Today ‘house churches’ are all the rage, but they aren’t anything like house churches in the New Testament. A modern house is generally the residence of a nuclear family, but a house in the Roman Empire was a much larger building that was not just the home of an extended family, its slaves, and employees, it was also the household’s place of business. A modern house church typically consists of a dozen or so people hunkered around the coffee table in the living room, some sitting on chairs dragged in from other rooms, but an ancient house church typically consisted of about 100 or so people standing in a large, mostly unfurnished public room called an atrium. Worship in a modern house church is very informal; from legal records of government raids on ancient house churches and the type of religious articles that they seized, we know that worship in an ancient house church was formal. The closest equivalent to an ancient house church is a modern church.

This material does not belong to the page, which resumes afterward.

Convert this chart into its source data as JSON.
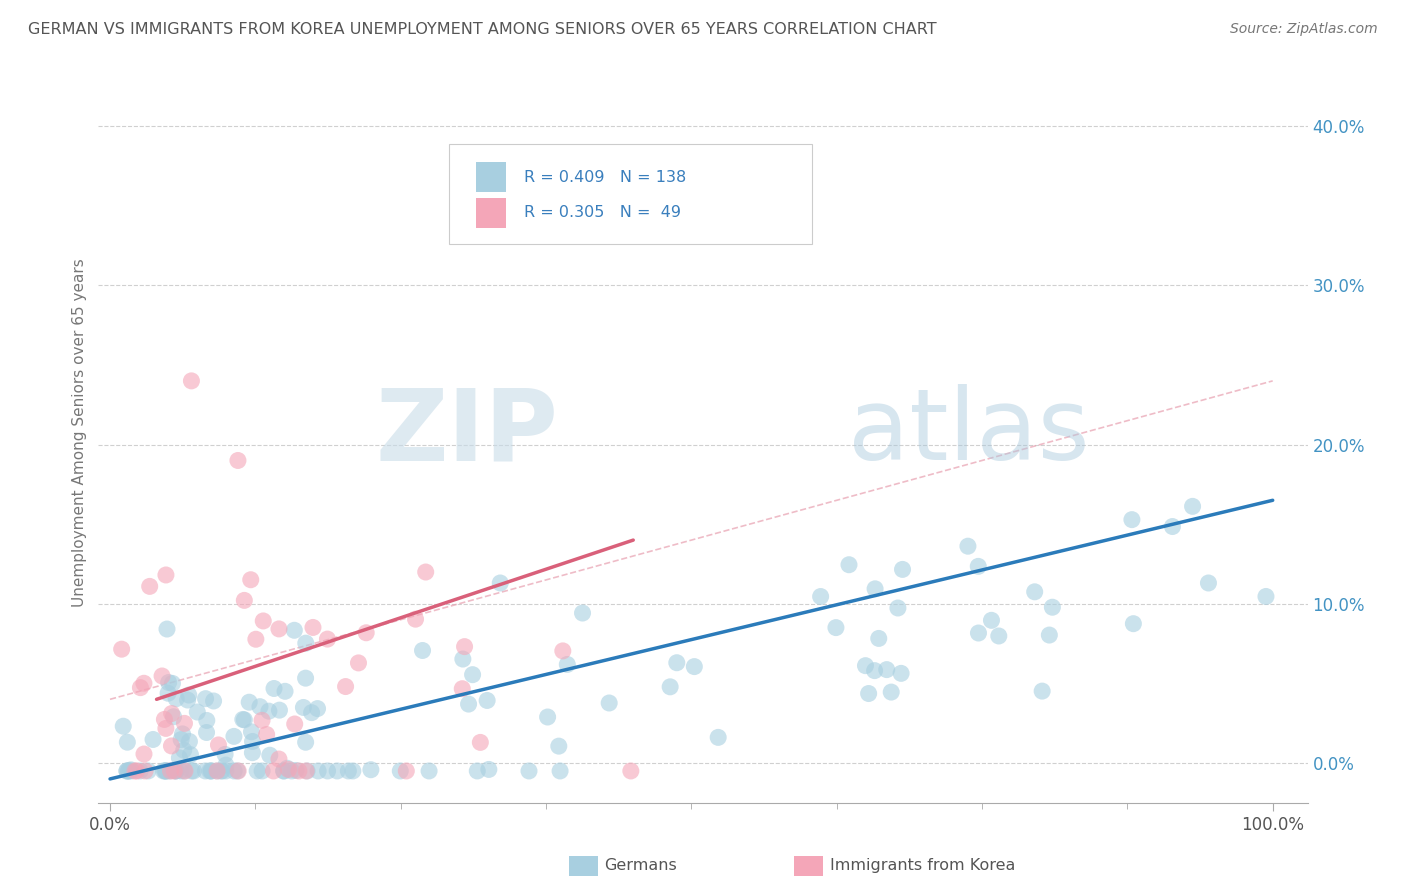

The front door of a Roman house was the public entrance for people who had business dealings with the household. It opened into a very large rectangular room—the atrium—that had a well, stream, or small pool just inside the entrance. The atrium could be very ornate, with a colorful mosaic floor and paintings of ancestors on the walls, but there was very little, if any furniture. On the other side of the atrium, opposite the front door, there was a raised platform that served as the household’s dining room with a chopping block front and center. There was no wall separating the dining room from the atrium, which allowed servants to attend to the diners from the atrium.
When the household was conducting its business, the atrium was a busy place, filled with people talking to each other and doing business with the household. Since the dining room was a raised platform without a wall separating it from the atrium, it was the best place for the father and his sons to conduct business. The father sat in the center behind the chopping block where he oversaw the proceedings, while his sons, seated on either side against the back wall, conducted the business of the household.
Hebrews 3:5-6 alludes to the different roles of servants and sons in the business dealings of the household:
Moses was faithful as a servant in all God’s house, testifying to what would be said in the future. But Christ is faithful as a son over God’s house. And we are his house, if we hold on to our courage and the hope of which we boast
—Hebrews 3:5-6, NIV
The sons, by virtue of being sons, had their father’s power of attorney, so whatever they did was binding on the father. Legally, so far as business deals were concerned, the sons were equal to the father:
For this reason the Jews tried all the harder to kill him; not only was he breaking the Sabbath, but he was even calling God his own Father, making himself equal with God.
—John 5:18, NIV
When a house was converted to a church, the water source at the entrance became the baptistery, the atrium became the nave, the dining room became the chancel, the chopping block became the altar, the bishop sat in the father’s seat, and the priests sat on either side. The house could accommodate a congregation of about 100-150 people. Pews were invented in the west in the middle ages. Orthodox churches still do not have seats in the nave.
If you would like to see a simplified version of a Roman house church, just look around you in your own church during Sunday worship (if it has the historic floor plan)!